Rebecca got Minnesota online marketers thinking about the following 3 items:
1. Informative (be the content)
2. Entertaining (let people play)
3. Viral (make something people want to share)
From Jerry Seinfeld to French maids to Sarah Silverman’s video about Obama, everything Rebecca shared with the audience centered on the above 3 items.
The first is be the content. It isn’t enough, and hasn’t been for awhile, to publish product or service content. Rather, content that is compelling to your audience needs to be created for them.
No one wants to read standard brochure information. No one.
Here’s what a site might read: Blue Infant T Shirt with Sailboat.
Good right, descriptive, maybe optimized?
But what about throwing out the old product description and sell the shirt from the point of the baby? All the distinguishing characteristics of the blue shirt with the sailboat will be included, but in a creative way.
The content automatically becomes more compelling to the parent searching online for baby clothes.
Second, entertain. By nature, humans like to play so our content, marketing etc needs to entertain the prospect. Entertainment can be achieved through storytelling, video, images and even games. Rebecca recommends you start by identifying your brand’s story.

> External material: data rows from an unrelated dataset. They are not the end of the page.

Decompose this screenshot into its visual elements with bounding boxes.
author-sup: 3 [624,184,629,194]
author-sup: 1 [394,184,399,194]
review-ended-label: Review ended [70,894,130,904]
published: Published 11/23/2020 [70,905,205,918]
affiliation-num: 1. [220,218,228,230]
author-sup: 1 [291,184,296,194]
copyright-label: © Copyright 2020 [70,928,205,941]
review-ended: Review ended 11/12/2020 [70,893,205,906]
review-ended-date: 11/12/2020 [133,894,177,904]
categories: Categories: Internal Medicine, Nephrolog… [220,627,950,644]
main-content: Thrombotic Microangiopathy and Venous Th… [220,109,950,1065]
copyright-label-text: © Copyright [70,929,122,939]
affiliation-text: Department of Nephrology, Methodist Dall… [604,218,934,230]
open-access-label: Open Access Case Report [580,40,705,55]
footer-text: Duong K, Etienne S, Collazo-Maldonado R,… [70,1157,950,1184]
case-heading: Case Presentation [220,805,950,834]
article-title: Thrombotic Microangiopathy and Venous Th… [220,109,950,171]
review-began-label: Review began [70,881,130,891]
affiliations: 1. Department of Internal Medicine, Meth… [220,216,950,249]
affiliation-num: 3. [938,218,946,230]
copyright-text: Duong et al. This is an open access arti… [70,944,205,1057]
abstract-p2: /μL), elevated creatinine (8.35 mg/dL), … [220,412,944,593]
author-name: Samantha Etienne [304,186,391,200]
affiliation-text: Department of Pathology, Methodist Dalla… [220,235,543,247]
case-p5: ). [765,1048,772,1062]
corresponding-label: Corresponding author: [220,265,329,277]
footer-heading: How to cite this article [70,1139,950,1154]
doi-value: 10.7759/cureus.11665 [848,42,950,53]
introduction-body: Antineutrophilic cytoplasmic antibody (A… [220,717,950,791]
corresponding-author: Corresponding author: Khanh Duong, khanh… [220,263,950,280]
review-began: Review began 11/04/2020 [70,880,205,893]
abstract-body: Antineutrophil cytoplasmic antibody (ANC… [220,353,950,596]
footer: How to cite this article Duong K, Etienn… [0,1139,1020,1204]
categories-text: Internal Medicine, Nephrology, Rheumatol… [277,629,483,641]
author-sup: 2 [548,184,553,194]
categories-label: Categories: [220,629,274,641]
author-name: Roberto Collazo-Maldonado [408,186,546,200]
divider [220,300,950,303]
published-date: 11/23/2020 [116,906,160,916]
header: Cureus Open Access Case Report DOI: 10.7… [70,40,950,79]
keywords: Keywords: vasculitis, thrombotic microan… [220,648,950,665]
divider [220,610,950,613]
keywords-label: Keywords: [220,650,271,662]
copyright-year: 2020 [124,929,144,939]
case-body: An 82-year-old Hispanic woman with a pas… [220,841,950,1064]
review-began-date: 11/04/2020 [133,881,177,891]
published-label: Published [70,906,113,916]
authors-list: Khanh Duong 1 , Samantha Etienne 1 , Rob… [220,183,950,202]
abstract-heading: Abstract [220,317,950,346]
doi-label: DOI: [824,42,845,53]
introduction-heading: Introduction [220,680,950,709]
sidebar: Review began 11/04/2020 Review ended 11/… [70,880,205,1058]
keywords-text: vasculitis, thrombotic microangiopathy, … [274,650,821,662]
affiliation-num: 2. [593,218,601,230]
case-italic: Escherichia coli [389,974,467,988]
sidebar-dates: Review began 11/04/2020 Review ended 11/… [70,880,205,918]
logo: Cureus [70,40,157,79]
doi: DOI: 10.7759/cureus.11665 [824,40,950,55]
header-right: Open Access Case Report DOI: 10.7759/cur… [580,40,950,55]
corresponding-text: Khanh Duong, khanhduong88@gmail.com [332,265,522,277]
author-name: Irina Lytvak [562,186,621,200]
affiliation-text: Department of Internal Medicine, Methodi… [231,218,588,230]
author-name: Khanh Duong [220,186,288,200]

The third point Rebecca had for the audience is making content viral. I often hear folks say creating ‘viral content’ is impossible, it either goes viral or it doesn’t.
However, I would argue with this.
If you are creating content based on brochures, pure product information etc, it will never go viral.
Why would it? No one is going to forward dry product information to peers or friends. But, if content is entertaining, funny or thought provoking they will share it with others whether their friends are interested in that product or not. It’s the creative people want to share (benefit to the marketer is that you are getting more eyeballs for that content for free).
The benefit of viral content is that it is opt-in. Once something sparks a users interest, they will go find more. I wasn’t quite sure what the Jerry Seinfeld/Bill Gates commercial were all about but I was interested enough to search for more of them online and draw attention to them to peers to see what they thought.
Overall, the keynote was thought provoking, funny and entertaining, which is what made me want to share it with you.
Rebecca will be participating in a Geek Out breakout session at 1:45 in the Soo Line room, so if you’d like to continue the conversation on Advertising and Content, be there or be square.